当年冬天即将春天的(de )时候,我们感觉到外(wài )面的凉风似乎可以接(jiē )受,于是蛰居了一个(gè )冬天的人群纷纷开始出动,内容不外乎是骑车出游然后半路上给冻回来继续回被窝睡觉。有女朋友的大多选择早上冒着寒风去爬山,然后可以乘机揩油。尤其是那些和女朋友谈过(guò )文学理想人生之类东(dōng )西然后又没有肌肤之(zhī )亲的家伙,一到早上(shàng )居然可以丝毫不拖泥(ní )带水地起床,然后拖(tuō )着姑娘去爬山,爬到一半后大家冷得恨不得从山上跳下去,此时那帮男的色相大露,假装温柔地问道:你冷不冷?
如果在内地,这个问题的回答会超过一千字,那些连自己的车的驱(qū )动方式都不知道的记(jì )者编辑肯定会分车的(de )驱动方式和油门深浅(qiǎn )的控制和车身重量转(zhuǎn )移等等回答到自己都(dōu )忘记了问题是什么。
我最后一次见老夏是在医院里。

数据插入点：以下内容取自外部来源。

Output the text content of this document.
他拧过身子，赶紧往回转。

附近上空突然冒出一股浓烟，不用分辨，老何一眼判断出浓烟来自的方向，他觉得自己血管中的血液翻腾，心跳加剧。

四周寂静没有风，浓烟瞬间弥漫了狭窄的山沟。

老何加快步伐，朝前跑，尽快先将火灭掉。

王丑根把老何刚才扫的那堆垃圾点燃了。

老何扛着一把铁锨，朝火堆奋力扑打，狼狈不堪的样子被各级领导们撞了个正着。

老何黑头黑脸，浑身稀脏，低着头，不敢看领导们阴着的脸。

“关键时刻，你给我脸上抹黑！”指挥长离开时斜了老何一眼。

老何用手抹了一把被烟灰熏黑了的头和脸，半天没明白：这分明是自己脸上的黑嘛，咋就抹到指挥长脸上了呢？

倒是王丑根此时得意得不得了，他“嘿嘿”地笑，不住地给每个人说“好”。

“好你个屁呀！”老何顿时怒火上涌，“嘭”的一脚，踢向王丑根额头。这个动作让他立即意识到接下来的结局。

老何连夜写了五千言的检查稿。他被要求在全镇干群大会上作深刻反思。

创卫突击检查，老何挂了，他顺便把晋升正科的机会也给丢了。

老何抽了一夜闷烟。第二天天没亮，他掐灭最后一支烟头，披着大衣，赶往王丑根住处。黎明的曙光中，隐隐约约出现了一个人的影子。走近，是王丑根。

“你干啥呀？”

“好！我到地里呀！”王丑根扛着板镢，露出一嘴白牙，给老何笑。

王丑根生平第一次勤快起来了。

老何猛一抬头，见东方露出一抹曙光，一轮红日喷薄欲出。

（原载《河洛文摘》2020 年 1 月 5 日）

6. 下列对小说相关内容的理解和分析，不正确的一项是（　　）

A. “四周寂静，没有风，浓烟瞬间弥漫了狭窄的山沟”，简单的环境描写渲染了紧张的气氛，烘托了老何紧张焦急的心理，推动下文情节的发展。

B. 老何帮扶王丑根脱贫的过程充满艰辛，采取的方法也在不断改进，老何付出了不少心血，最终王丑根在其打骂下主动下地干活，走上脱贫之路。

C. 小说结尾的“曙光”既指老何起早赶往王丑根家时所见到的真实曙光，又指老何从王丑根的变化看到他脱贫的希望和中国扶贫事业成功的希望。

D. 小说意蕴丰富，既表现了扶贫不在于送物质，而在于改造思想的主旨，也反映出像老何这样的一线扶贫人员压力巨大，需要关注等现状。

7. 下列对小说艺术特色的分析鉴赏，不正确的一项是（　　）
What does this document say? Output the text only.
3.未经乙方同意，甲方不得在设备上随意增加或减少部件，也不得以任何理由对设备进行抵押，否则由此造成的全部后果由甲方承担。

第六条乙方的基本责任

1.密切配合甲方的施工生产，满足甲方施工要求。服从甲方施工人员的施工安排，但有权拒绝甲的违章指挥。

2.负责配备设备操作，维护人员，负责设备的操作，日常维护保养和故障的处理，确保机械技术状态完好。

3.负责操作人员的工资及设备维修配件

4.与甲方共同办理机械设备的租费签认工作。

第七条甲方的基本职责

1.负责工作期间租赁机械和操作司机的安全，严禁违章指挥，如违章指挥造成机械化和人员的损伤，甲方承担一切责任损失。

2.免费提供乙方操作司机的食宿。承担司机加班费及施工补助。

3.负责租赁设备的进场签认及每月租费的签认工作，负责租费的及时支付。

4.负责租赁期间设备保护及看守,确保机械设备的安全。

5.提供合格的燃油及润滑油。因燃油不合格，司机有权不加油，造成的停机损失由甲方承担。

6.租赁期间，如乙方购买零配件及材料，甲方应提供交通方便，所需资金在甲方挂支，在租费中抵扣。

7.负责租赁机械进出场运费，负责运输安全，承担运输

当时我买去一袋苹果,老夏说,终于有人来看我了。在探望过程中他多次表达了对我的感谢,表示如果以后还能混出来一定给(gěi )我很多好处,最后还(hái )说出一句很让我感动(dòng )的话:作家是不需要(yào )文凭的。我本以为他(tā )会说走私是不需要文(wén )凭的。
这可能是寻求一种安慰,或者说在疲惫的时候有两条大腿可以让你依靠,并且靠在上面沉沉睡去,并且述说张学良一样的生活,并且此人可能此刻认真听你说话,并且相信(xìn )。
这样一直维持到那(nà )个杂志组织一个笔会(huì )为止,到场的不是骗(piàn )子就是无赖,我在那(nà )儿认识了一个叫老枪(qiāng )的家伙,我们两人臭味相投,我在他的推荐下开始一起帮盗版商仿冒名家作品。
第一次去北京是因为《三重门》这本书的一些出版前的事宜,此时觉得北京什(shí )么都不好,风沙满天(tiān ),建筑土气,如果不(bú )说这是北京还没准给(gěi )谁西部大开发掉了。我觉得当时住的是中(zhōng )国作家协会的一个宾(bīn )馆,居然超过十一点钟要关门,幸好北京的景色也留不住我逛到半夜,所以早早躲在里面看电视,看了一个礼拜电视回去了,觉得上海什么都好,至少不会一(yī )个饺子比馒头还大。